Despite near-record oil prices, the Russian economy is expanding at its slowest pace in 15 years, excluding the 2009 and 1998 recessions, the World Bank said Monday.
Economic growth forecasts have been cut to just 3.5 percent this year and 3.6 percent in 2013, the bank said in a biannual report. Last year, it predicted 3.9 percent growth for 2012.
"That's a very low growth rate given the last decade and a half," Kaspar Richter, the bank's chief economist in Russia, told reporters.
The downward revisions contained in the Russian Economic Report reflected slowing domestic demand, a poor harvest, flaccid investment and a volatile global economy.
"Whereas earlier in the year, growth was rising and inflation declining," the report said, "now growth is declining and inflation rising."
The predicted drop to 3.5 percent growth compares with the 4.3 percent growth recorded last year and comes despite buoyant oil prices.

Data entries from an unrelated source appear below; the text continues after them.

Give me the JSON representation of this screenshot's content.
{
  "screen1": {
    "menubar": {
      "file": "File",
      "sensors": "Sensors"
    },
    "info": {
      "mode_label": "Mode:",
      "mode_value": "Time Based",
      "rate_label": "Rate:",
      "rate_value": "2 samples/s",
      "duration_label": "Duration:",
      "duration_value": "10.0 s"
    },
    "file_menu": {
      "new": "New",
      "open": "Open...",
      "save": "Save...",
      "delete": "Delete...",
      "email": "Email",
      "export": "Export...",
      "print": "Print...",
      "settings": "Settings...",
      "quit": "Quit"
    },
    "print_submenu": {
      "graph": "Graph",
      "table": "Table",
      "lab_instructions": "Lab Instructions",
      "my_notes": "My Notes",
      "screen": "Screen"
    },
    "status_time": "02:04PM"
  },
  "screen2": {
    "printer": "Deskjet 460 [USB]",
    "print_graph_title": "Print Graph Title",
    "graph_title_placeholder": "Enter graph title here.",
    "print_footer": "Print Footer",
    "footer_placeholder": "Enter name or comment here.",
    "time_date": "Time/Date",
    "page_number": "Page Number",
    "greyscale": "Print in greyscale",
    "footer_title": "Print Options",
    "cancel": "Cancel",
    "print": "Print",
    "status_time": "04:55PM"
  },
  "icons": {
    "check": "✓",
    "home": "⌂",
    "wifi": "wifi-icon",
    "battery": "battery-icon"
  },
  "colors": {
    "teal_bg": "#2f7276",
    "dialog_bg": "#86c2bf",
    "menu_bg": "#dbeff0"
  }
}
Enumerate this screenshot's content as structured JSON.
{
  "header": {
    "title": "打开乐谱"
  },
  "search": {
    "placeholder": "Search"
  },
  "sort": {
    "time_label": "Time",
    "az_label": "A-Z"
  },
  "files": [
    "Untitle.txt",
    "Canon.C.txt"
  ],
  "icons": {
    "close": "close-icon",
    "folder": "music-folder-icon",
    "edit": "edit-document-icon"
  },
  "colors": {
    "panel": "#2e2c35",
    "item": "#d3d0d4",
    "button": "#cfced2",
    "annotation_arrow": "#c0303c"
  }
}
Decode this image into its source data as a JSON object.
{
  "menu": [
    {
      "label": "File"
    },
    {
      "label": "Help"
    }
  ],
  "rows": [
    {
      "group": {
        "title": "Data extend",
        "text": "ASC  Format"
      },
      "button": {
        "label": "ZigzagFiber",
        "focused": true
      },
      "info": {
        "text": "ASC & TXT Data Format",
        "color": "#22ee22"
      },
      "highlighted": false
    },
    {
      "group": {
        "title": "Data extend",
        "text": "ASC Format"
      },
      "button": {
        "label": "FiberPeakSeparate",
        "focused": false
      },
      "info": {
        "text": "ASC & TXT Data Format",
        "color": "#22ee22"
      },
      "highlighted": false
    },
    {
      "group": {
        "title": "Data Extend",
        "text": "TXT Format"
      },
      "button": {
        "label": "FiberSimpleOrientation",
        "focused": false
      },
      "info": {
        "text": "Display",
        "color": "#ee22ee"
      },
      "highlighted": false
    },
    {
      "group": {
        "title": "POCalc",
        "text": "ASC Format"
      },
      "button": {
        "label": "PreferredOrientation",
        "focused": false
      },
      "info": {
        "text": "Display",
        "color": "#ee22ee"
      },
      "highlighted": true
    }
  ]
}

Oil prices averaged $104 a barrel last year and are expected to rise slightly to an average of $105.70 a barrel this year and $105.80 in 2013, the World Bank said.
The expectation of faltering growth comes on the back of a 4.5 percent expansion in the first six months of this year, which made Russia stand out globally.

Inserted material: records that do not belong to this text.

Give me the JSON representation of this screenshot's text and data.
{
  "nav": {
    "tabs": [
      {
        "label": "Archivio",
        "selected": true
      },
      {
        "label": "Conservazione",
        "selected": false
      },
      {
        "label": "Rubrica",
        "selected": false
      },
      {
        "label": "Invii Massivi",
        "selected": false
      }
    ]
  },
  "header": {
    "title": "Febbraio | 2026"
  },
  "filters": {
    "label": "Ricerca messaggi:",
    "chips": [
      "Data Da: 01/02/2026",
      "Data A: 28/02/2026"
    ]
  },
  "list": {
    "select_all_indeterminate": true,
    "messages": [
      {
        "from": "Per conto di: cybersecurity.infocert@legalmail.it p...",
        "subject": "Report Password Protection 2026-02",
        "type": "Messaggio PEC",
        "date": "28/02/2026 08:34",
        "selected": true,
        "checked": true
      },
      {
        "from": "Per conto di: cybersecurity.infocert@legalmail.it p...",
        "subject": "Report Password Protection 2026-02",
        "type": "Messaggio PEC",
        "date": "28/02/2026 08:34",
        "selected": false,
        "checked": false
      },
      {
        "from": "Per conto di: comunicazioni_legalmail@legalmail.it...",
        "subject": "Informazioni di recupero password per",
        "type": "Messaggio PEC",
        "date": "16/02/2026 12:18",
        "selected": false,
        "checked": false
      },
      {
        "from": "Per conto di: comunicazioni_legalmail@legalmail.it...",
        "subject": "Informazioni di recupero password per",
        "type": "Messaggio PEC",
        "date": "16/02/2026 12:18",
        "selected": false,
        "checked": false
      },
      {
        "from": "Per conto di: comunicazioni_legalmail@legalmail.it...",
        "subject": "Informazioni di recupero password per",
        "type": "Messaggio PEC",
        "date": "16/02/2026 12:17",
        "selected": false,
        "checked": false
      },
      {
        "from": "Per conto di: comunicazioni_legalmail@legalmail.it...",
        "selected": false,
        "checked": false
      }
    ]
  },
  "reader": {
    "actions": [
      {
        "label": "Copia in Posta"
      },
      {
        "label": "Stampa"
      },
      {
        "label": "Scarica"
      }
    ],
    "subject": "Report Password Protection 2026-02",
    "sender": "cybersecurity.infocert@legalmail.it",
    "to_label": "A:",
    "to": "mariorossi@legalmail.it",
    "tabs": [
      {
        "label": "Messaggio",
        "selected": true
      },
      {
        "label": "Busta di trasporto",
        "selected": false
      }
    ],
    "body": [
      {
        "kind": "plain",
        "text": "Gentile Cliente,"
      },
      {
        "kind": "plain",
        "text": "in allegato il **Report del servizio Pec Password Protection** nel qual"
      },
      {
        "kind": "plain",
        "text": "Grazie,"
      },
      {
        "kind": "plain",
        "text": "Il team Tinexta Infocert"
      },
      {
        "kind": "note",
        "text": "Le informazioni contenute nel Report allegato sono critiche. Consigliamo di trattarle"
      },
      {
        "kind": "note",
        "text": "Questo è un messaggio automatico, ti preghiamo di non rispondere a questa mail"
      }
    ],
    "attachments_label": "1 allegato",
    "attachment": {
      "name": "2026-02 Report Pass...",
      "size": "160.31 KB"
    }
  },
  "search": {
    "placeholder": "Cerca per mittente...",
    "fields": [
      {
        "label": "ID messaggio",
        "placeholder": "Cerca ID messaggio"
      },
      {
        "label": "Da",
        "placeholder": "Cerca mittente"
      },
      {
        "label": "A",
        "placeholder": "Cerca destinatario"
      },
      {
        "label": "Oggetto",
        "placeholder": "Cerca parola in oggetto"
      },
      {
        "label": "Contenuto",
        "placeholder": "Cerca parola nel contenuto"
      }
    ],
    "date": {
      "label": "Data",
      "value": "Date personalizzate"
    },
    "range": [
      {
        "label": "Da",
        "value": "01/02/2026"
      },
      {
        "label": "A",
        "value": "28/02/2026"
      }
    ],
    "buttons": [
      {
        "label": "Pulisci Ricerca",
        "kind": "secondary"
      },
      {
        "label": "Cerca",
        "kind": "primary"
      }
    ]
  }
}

"Russia, in a sense, has delinked itself from a slowdown in the global economy," Richter said.
Much of the expansion, dependent on solid consumer demand, has been built on an 11 percent increase in real wages in the first half of this year, the World Bank said.

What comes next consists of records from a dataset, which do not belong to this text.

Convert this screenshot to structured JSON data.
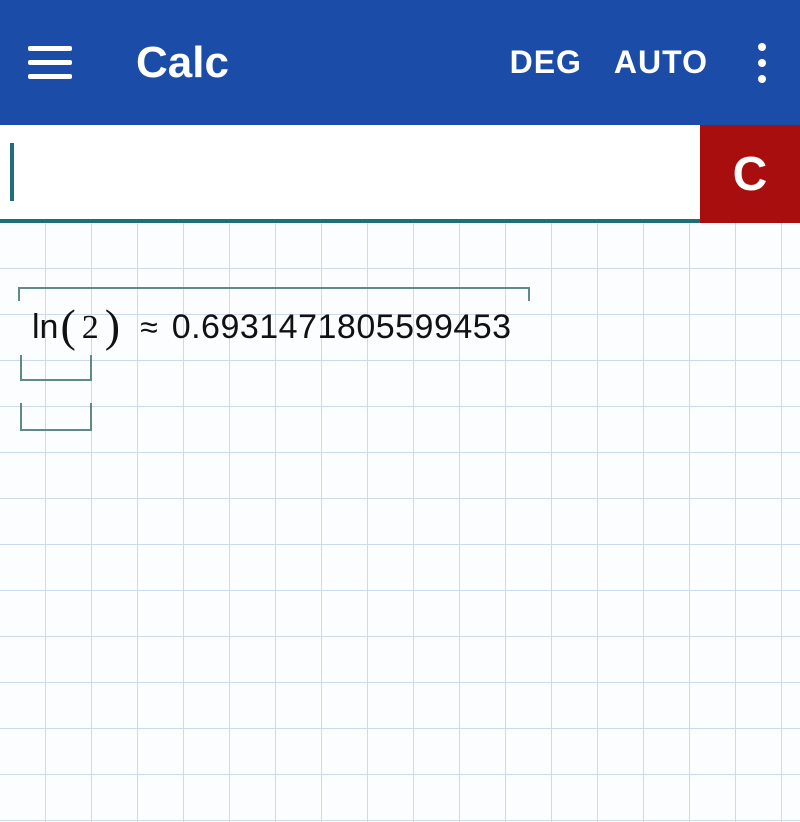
{
  "appbar": {
    "title": "Calc",
    "angle_mode": "DEG",
    "precision_mode": "AUTO"
  },
  "input": {
    "value": "",
    "clear_label": "C"
  },
  "result": {
    "function": "ln",
    "argument": "2",
    "approx_symbol": "≈",
    "value": "0.6931471805599453"
  }
}
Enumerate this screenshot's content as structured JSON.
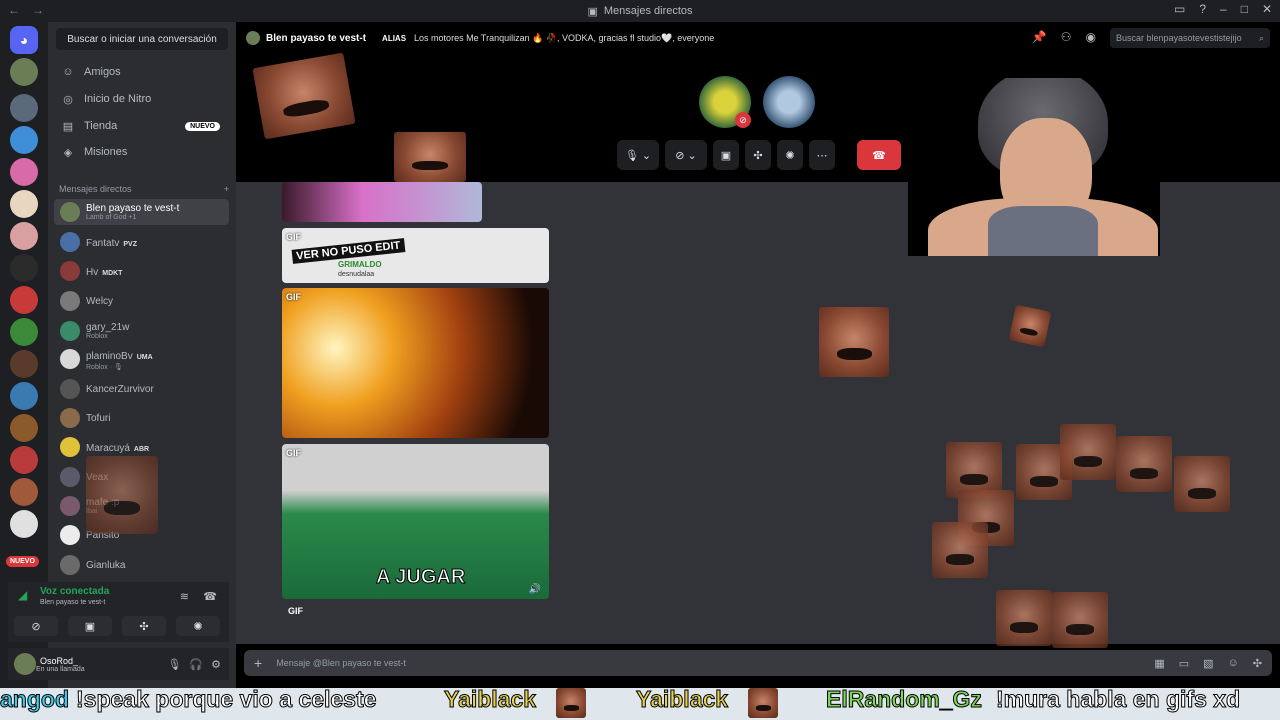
{
  "window": {
    "title": "Mensajes directos"
  },
  "sidebar": {
    "search_label": "Buscar o iniciar una conversación",
    "nav": [
      {
        "label": "Amigos",
        "icon": "friends-icon"
      },
      {
        "label": "Inicio de Nitro",
        "icon": "nitro-icon"
      },
      {
        "label": "Tienda",
        "icon": "shop-icon",
        "badge": "NUEVO"
      },
      {
        "label": "Misiones",
        "icon": "quests-icon"
      }
    ],
    "dm_header": "Mensajes directos",
    "dm_add": "+",
    "dms": [
      {
        "name": "Blen payaso te vest-t",
        "sub": "Lamb of God +1",
        "active": true,
        "color": "#6b7d55"
      },
      {
        "name": "Fantatv",
        "tag": "PVZ",
        "color": "#4a6fa5"
      },
      {
        "name": "Hv",
        "tag": "MDKT",
        "color": "#8b3a3a"
      },
      {
        "name": "Welcy",
        "color": "#7a7a7a"
      },
      {
        "name": "gary_21w",
        "sub": "Roblox",
        "color": "#3a8b6a"
      },
      {
        "name": "plaminoBv",
        "tag": "UMA",
        "sub": "Roblox · 🎙",
        "color": "#d9d9d9"
      },
      {
        "name": "KancerZurvivor",
        "color": "#555555"
      },
      {
        "name": "Tofuri",
        "color": "#8a6a4a"
      },
      {
        "name": "Maracuyá",
        "tag": "ABR",
        "color": "#e0c23a"
      },
      {
        "name": "Veax",
        "color": "#5a5a6a"
      },
      {
        "name": "mafe :p",
        "sub": "Ibai",
        "color": "#7a5a6a"
      },
      {
        "name": "Pansito",
        "color": "#ececec"
      },
      {
        "name": "Gianluka",
        "color": "#6a6a6a"
      }
    ],
    "new_badge": "NUEVO",
    "voice": {
      "status": "Voz conectada",
      "channel": "Blen payaso te vest-t"
    },
    "user": {
      "name": "OsoRod_",
      "status": "En una llamada"
    }
  },
  "channel": {
    "name": "Blen payaso te vest-t",
    "alias_label": "ALIAS",
    "alias_text": "Los motores Me Tranquilizan 🔥 🥀, VODKA, gracias fl studio🤍, everyone",
    "search_placeholder": "Buscar blenpayasotevestistejijo"
  },
  "messages": {
    "gif_label": "GIF",
    "gif_caption": "A JUGAR",
    "embed_text": "VER NO PUSO EDIT",
    "embed_user": "GRIMALDO",
    "embed_sub": "desnudalaa"
  },
  "composer": {
    "placeholder": "Mensaje @Blen payaso te vest-t"
  },
  "ticker": [
    {
      "text": "angod",
      "color": "cyan"
    },
    {
      "text": "!speak porque vio a celeste",
      "color": "white"
    },
    {
      "text": "Yaiblack",
      "color": "yellow"
    },
    {
      "text": "Yaiblack",
      "color": "yellow"
    },
    {
      "text": "ElRandom_Gz",
      "color": "green"
    },
    {
      "text": "!mura habla en gifs xd",
      "color": "white"
    }
  ],
  "colors": {
    "accent": "#5865f2",
    "green": "#23a55a",
    "red": "#da373c",
    "bg": "#313338"
  }
}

Nonmarket wages, mostly in the state sector, increased even more rapidly: 20 percent between January and July.
Salaries were boosted for the majority of state employees in late 2011 and early 2012 as then-Prime Minister Vladimir Putin campaigned to win a third presidential term.
"It is a labor market that is very good for workers," Richter said. Unemployment shrank in August to its lowest level in two decades, according to the report.
Underwritten by low inflation in food prices, the poverty rate also struck record lows, at 17.7 million people in the first half of this year, down from 21.1 million in the year-earlier period.
But inflation is expected to pick up toward the end of the year, as the summer drought pushes food prices higher, delayed increases in utility rates begin to bite and core inflation grows.
Inflation will rise to between 6.5 and 7 percent by year's end, the World Bank said.
With the interbank market rate, current inflation of 6.6 percent means that "at this point in Russia, in the short term, you have a negative real interest rate," Richter said.